S.142 NI Act | Signing Of Board Resolution Doesn't Mean Director Was Aware Of Company's Day-To-Day Affairs : Supreme Court
The Court quashed the criminal complaint for cheque dishonour against a company's director.
The Supreme Court has held that merely signing a Board Resolution does not establish that a director was in charge of and responsible for the day-to-day affairs of a company, and therefore cannot by itself justify prosecution under Section 138 of the Negotiable Instruments Act.
Allowing the appeal of a company director, the bench of Justice Sanjay Karol and Justice Augustine George Masih quashed criminal proceedings initiated against her in a cheque dishonour case, observing that there was no specific allegation demonstrating her active role in the conduct of the company's business.
Background
The case arose from a complaint under Sections 138 and 142 of the Negotiable Instruments Act after three cheques issued by the company towards payment for iron and steel were dishonoured on the ground that the drawer's signatures differed and there were alterations on the instruments. Legal notice was issued and summons were subsequently issued by the Magistrate against the company and its directors.
The appellant, one of the directors of the company, challenged the summoning order. The revisional court and the High Court refused to quash the proceedings, holding that her signing of a Board Resolution indicated involvement in the company's day-to-day management.
Mere Directorship Or Signing Resolution Insufficient
Setting aside the High Court's reasoning, the Supreme Court reiterated that liability of a director under Section 141 of the Negotiable Instruments Act requires a specific averment that the person was in charge of and responsible for the conduct of the company's business at the relevant time.
Reference was made to the judgments in N. Vijay Kumar v. Vishwanath Rao N. 2025 INSC 537, K.S. Mehta v. Morgan Securities & Credits (P) Ltd, Hitesh Verma v. Health Care at Home (India) (P) Ltd.

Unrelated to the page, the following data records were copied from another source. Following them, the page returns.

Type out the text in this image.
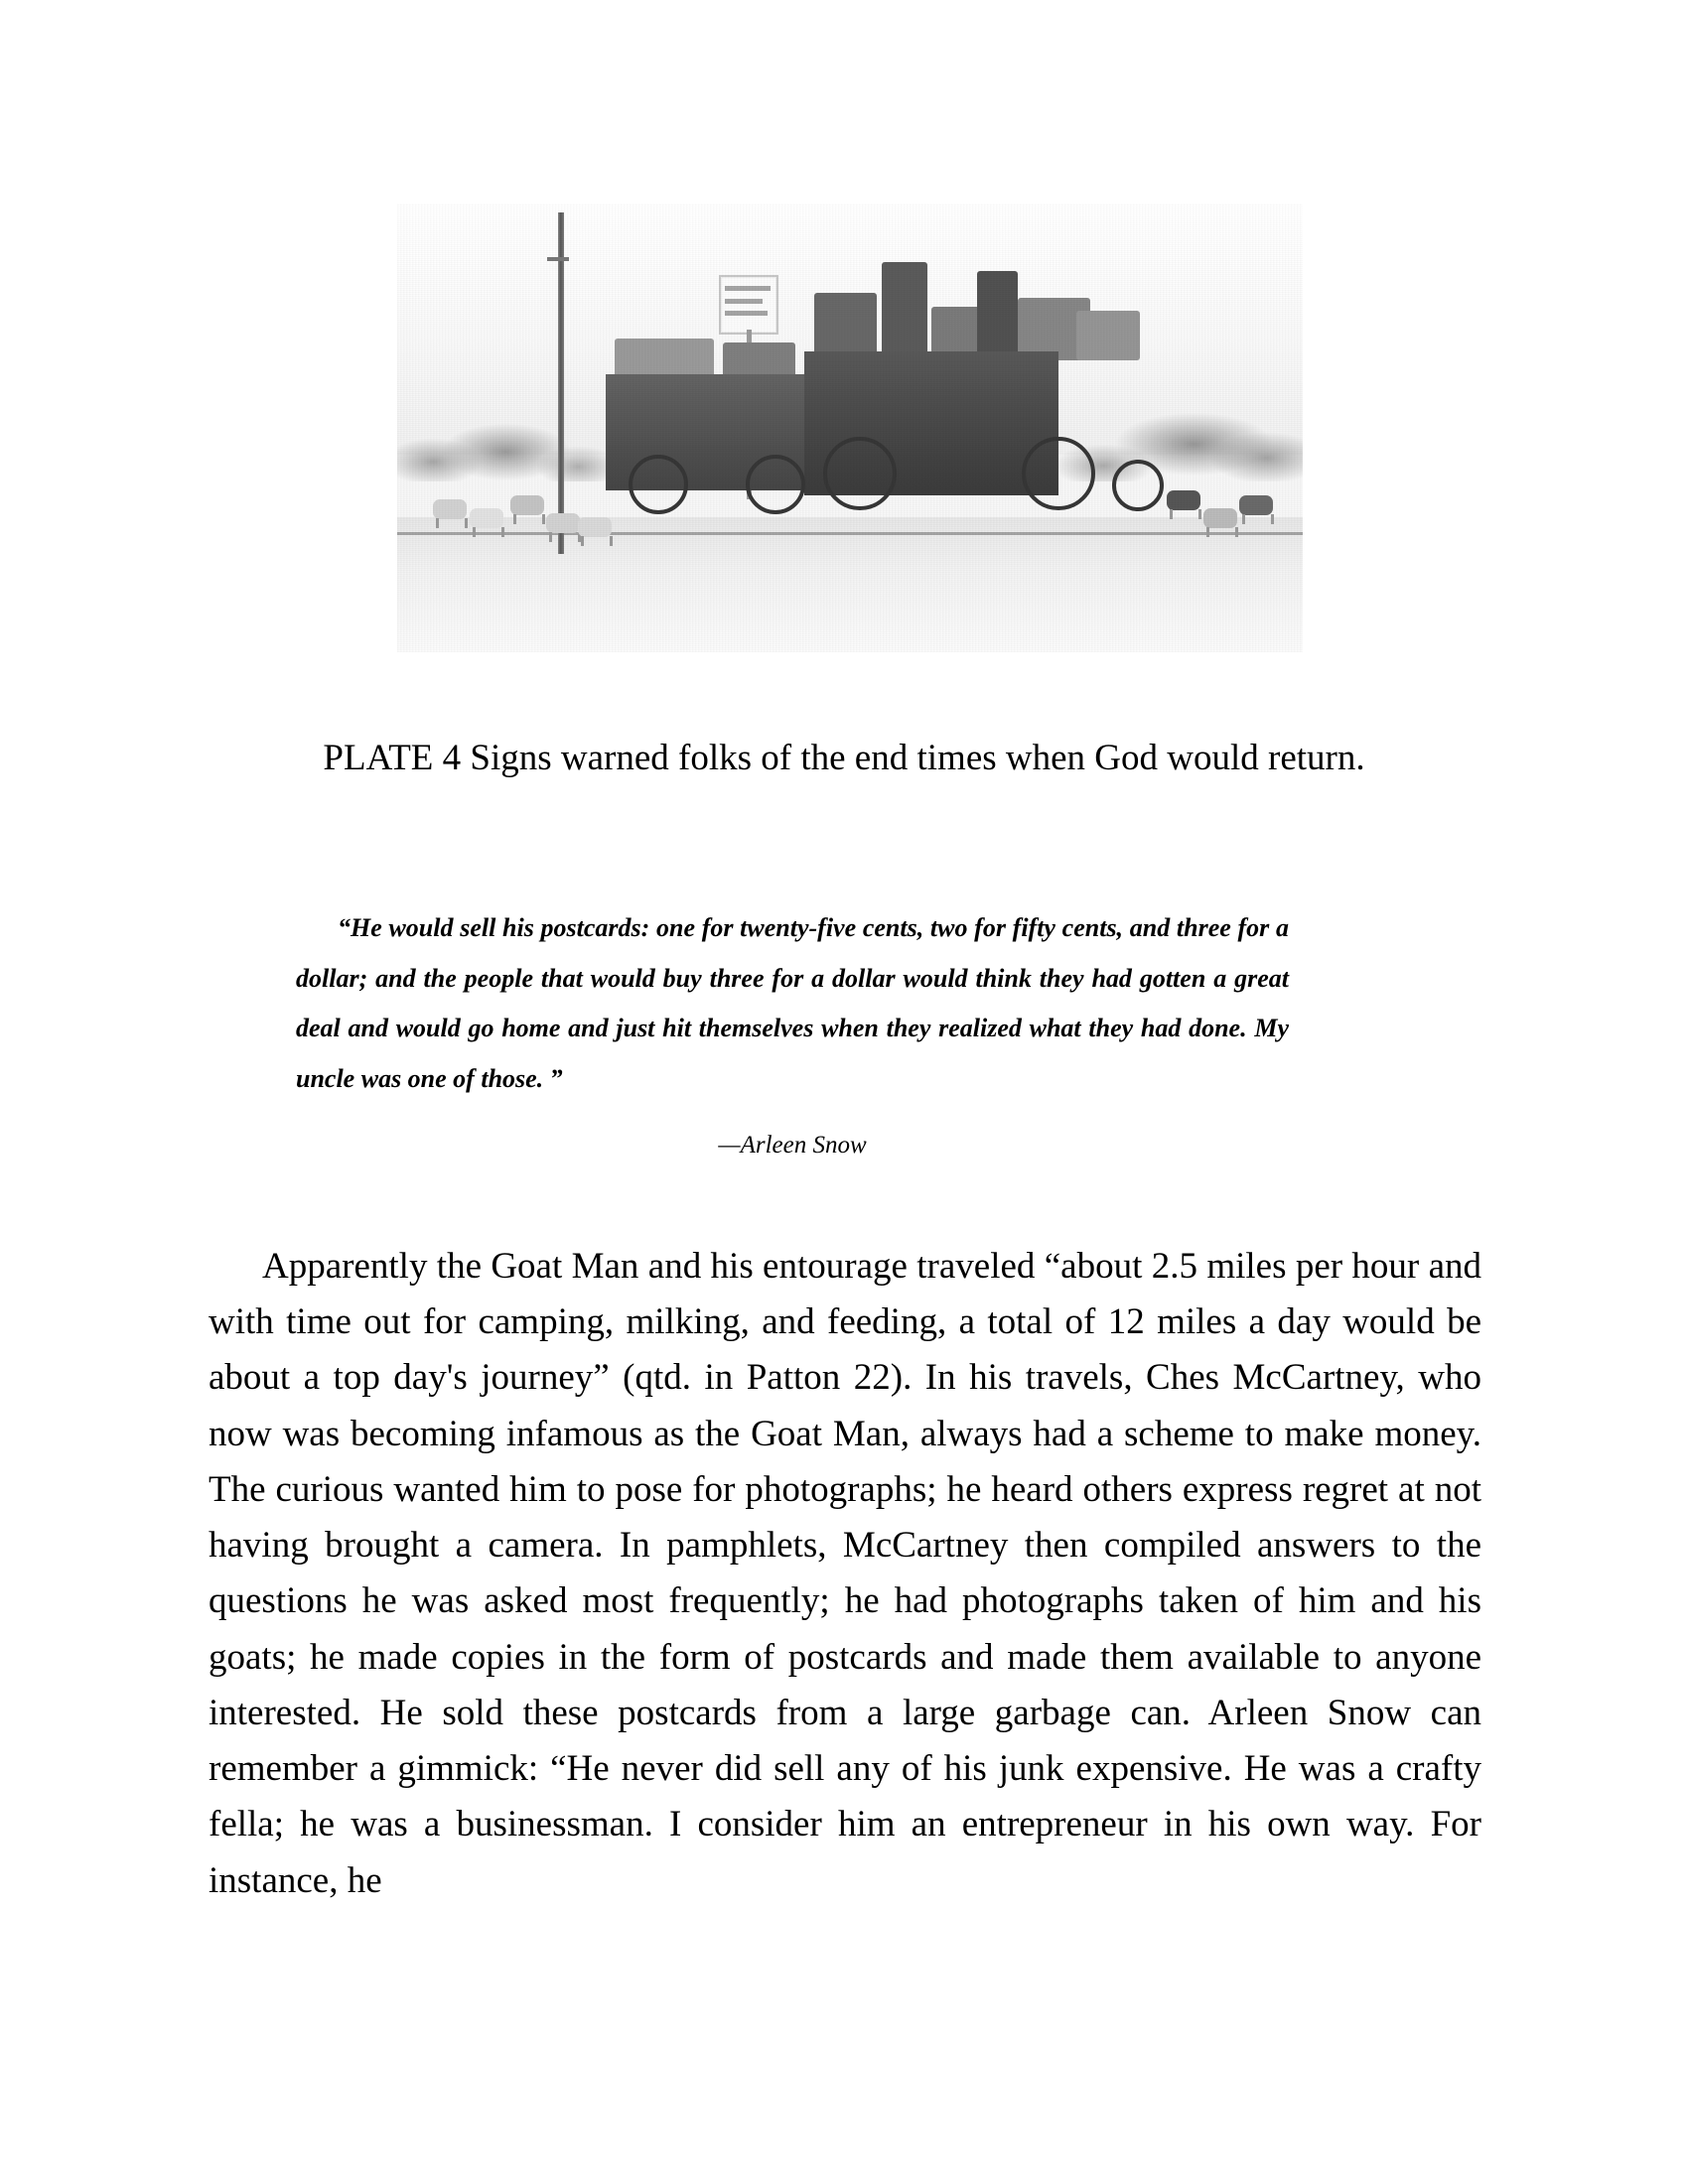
PLATE 4 Signs warned folks of the end times when God would return.
“He would sell his postcards: one for twenty-five cents, two for fifty cents, and three for a dollar; and the people that would buy three for a dollar would think they had gotten a great deal and would go home and just hit themselves when they realized what they had done. My uncle was one of those. ”
—Arleen Snow
Apparently the Goat Man and his entourage traveled “about 2.5 miles per hour and with time out for camping, milking, and feeding, a total of 12 miles a day would be about a top day's journey” (qtd. in Patton 22). In his travels, Ches McCartney, who now was becoming infamous as the Goat Man, always had a scheme to make money. The curious wanted him to pose for photographs; he heard others express regret at not having brought a camera. In pamphlets, McCartney then compiled answers to the questions he was asked most frequently; he had photographs taken of him and his goats; he made copies in the form of postcards and made them available to anyone interested. He sold these postcards from a large garbage can. Arleen Snow can remember a gimmick: “He never did sell any of his junk expensive. He was a crafty fella; he was a businessman. I consider him an entrepreneur in his own way. For instance, he
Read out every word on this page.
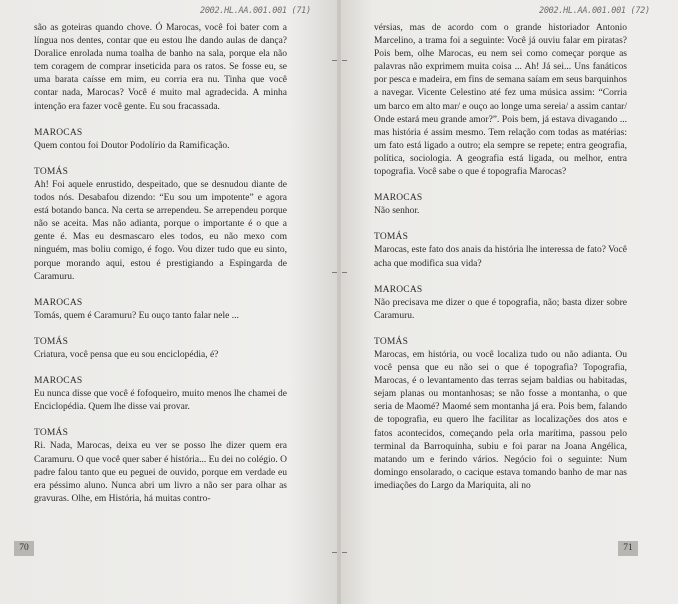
2002.HL.AA.001.001 (71)

são as goteiras quando chove. Ó Marocas, você foi bater com a língua nos dentes, contar que eu estou lhe dando aulas de dança? Doralice enrolada numa toalha de banho na sala, porque ela não tem coragem de comprar inseticida para os ratos. Se fosse eu, se uma barata caísse em mim, eu corria era nu. Tinha que você contar nada, Marocas? Você é muito mal agradecida. A minha intenção era fazer você gente. Eu sou fracassada.

MAROCAS

Quem contou foi Doutor Podolírio da Ramificação.

TOMÁS

Ah! Foi aquele enrustido, despeitado, que se desnudou diante de todos nós. Desabafou dizendo: “Eu sou um impotente” e agora está botando banca. Na certa se arrependeu. Se arrependeu porque não se aceita. Mas não adianta, porque o importante é o que a gente é. Mas eu desmascaro eles todos, eu não mexo com ninguém, mas boliu comigo, é fogo. Vou dizer tudo que eu sinto, porque morando aqui, estou é prestigiando a Espingarda de Caramuru.

MAROCAS

Tomás, quem é Caramuru? Eu ouço tanto falar nele ...

TOMÁS

Criatura, você pensa que eu sou enciclopédia, é?

MAROCAS

Eu nunca disse que você é fofoqueiro, muito menos lhe chamei de Enciclopédia. Quem lhe disse vai provar.

TOMÁS

Ri. Nada, Marocas, deixa eu ver se posso lhe dizer quem era Caramuru. O que você quer saber é história... Eu dei no colégio. O padre falou tanto que eu peguei de ouvido, porque em verdade eu era péssimo aluno. Nunca abri um livro a não ser para olhar as gravuras. Olhe, em História, há muitas contro-

70
2002.HL.AA.001.001 (72)

vérsias, mas de acordo com o grande historiador Antonio Marcelino, a trama foi a seguinte: Você já ouviu falar em piratas? Pois bem, olhe Marocas, eu nem sei como começar porque as palavras não exprimem muita coisa ... Ah! Já sei... Uns fanáticos por pesca e madeira, em fins de semana saíam em seus barquinhos a navegar. Vicente Celestino até fez uma música assim: “Corria um barco em alto mar/ e ouço ao longe uma sereia/ a assim cantar/ Onde estará meu grande amor?”. Pois bem, já estava divagando ... mas história é assim mesmo. Tem relação com todas as matérias: um fato está ligado a outro; ela sempre se repete; entra geografia, política, sociologia. A geografia está ligada, ou melhor, entra topografia. Você sabe o que é topografia Marocas?

MAROCAS

Não senhor.

TOMÁS

Marocas, este fato dos anais da história lhe interessa de fato? Você acha que modifica sua vida?

MAROCAS

Não precisava me dizer o que é topografia, não; basta dizer sobre Caramuru.

TOMÁS

Marocas, em história, ou você localiza tudo ou não adianta. Ou você pensa que eu não sei o que é topografia? Topografia, Marocas, é o levantamento das terras sejam baldias ou habitadas, sejam planas ou montanhosas; se não fosse a montanha, o que seria de Maomé? Maomé sem montanha já era. Pois bem, falando de topografia, eu quero lhe facilitar as localizações dos atos e fatos acontecidos, começando pela orla marítima, passou pelo terminal da Barroquinha, subiu e foi parar na Joana Angélica, matando um e ferindo vários. Negócio foi o seguinte: Num domingo ensolarado, o cacique estava tomando banho de mar nas imediações do Largo da Mariquita, ali no

71
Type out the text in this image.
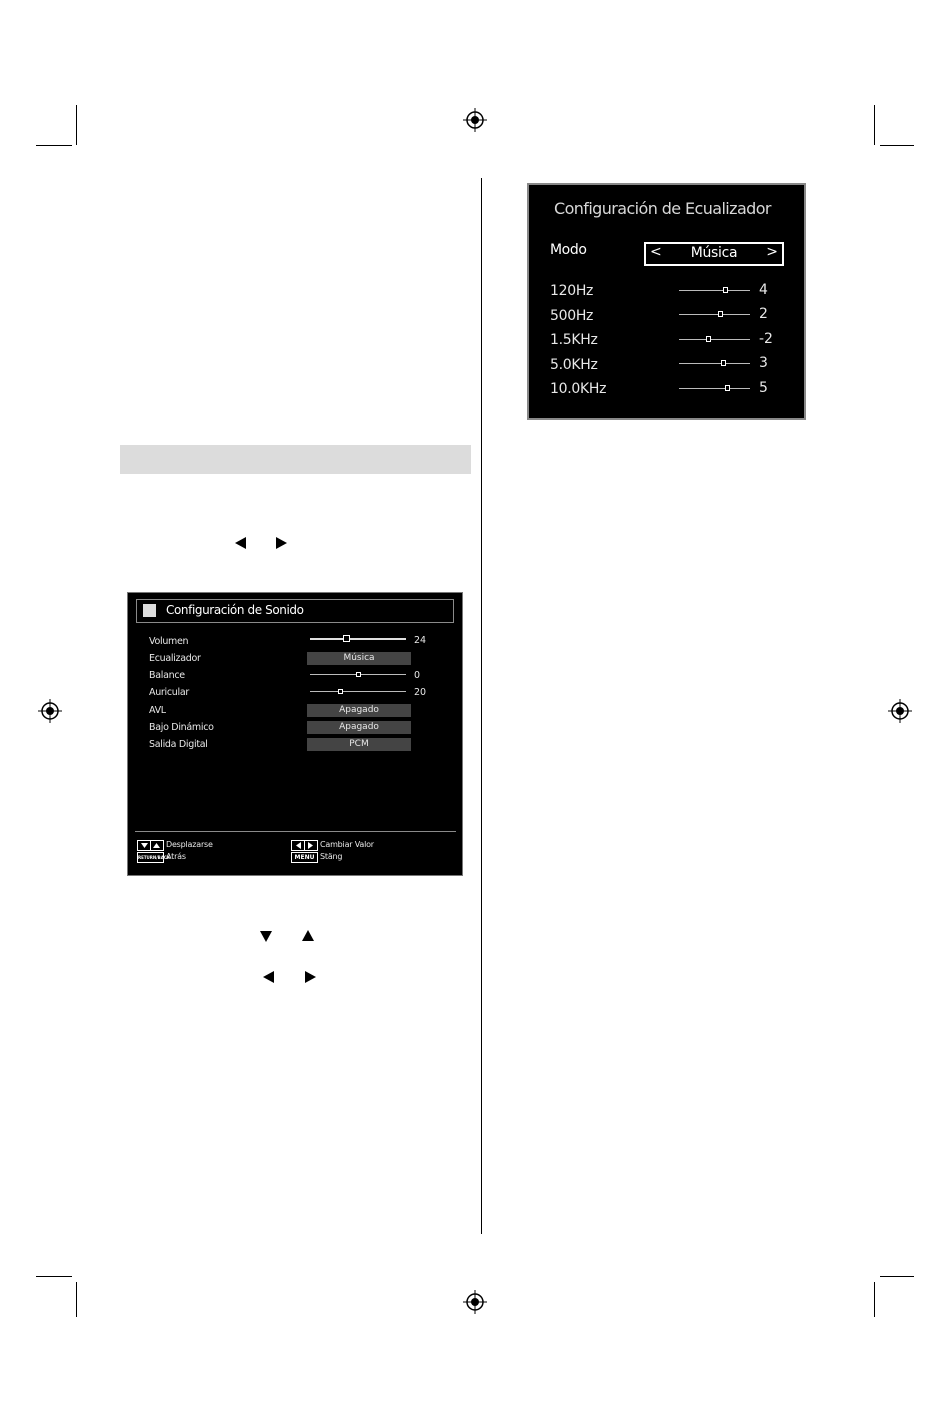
Configuración de Sonido
Volumen	24
Ecualizador	Música
Balance	0
Auricular	20
AVL	Apagado
Bajo Dinámico	Apagado
Salida Digital	PCM
Desplazarse
RETURN/BACK
Atrás
Cambiar Valor
MENU Stäng
Configuración de Ecualizador
Modo	<	Música	>
120Hz	4
500Hz	2
1.5KHz	-2
5.0KHz	3
10.0KHz	5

The Court observed that a Board Resolution is typically signed by directors for major policy decisions and does not imply knowledge or participation in routine operational transactions. It held that the absence of any direct allegation regarding the appellant's role in the day-to-day affairs of the company was fatal to the prosecution.
"a Board Resolution is a document that is signed by the members of the Board of Directors for decisions taken or conclusions arrived at for matters placed before the Board for consideration and decision. This may be inter alia regarding hiring of personnel at management levels, acquisition or liquidation of assets affecting the overall position of the assets and liabilities of the Company or any other such major directional issue. This, however, does not in any manner mean that each and every member of the Board of Directors is aware of all decisions taken in the everyday transactions that are involved in running a business concern."
The bench emphasised that the statutory requirement is not satisfied merely by establishing the person's designation as a director, and that deemed liability cannot be inferred without specific factual assertions.
The Court also noted that there was no direct allegation in the complaint against the appellant that she was in charge of, and responsible for the conduct of business of the company.
Section 482 CrPC Not Barred After Revision
The Court also disagreed with the High Court's view that once a revision petition has been filed, a subsequent petition under Section 482 of the Code of Criminal Procedure on the same grounds is restricted.
Relying on earlier precedents, the Court clarified that the inherent powers of the High Court under Section 482 CrPC remain available to prevent miscarriage of justice and cannot be curtailed solely because revisional jurisdiction was invoked earlier.
Holding that the essential ingredients for prosecuting the appellant were not satisfied, the Supreme Court quashed the criminal proceedings against her, while clarifying that its observations were confined to her case and would not affect the trial against the other accused persons.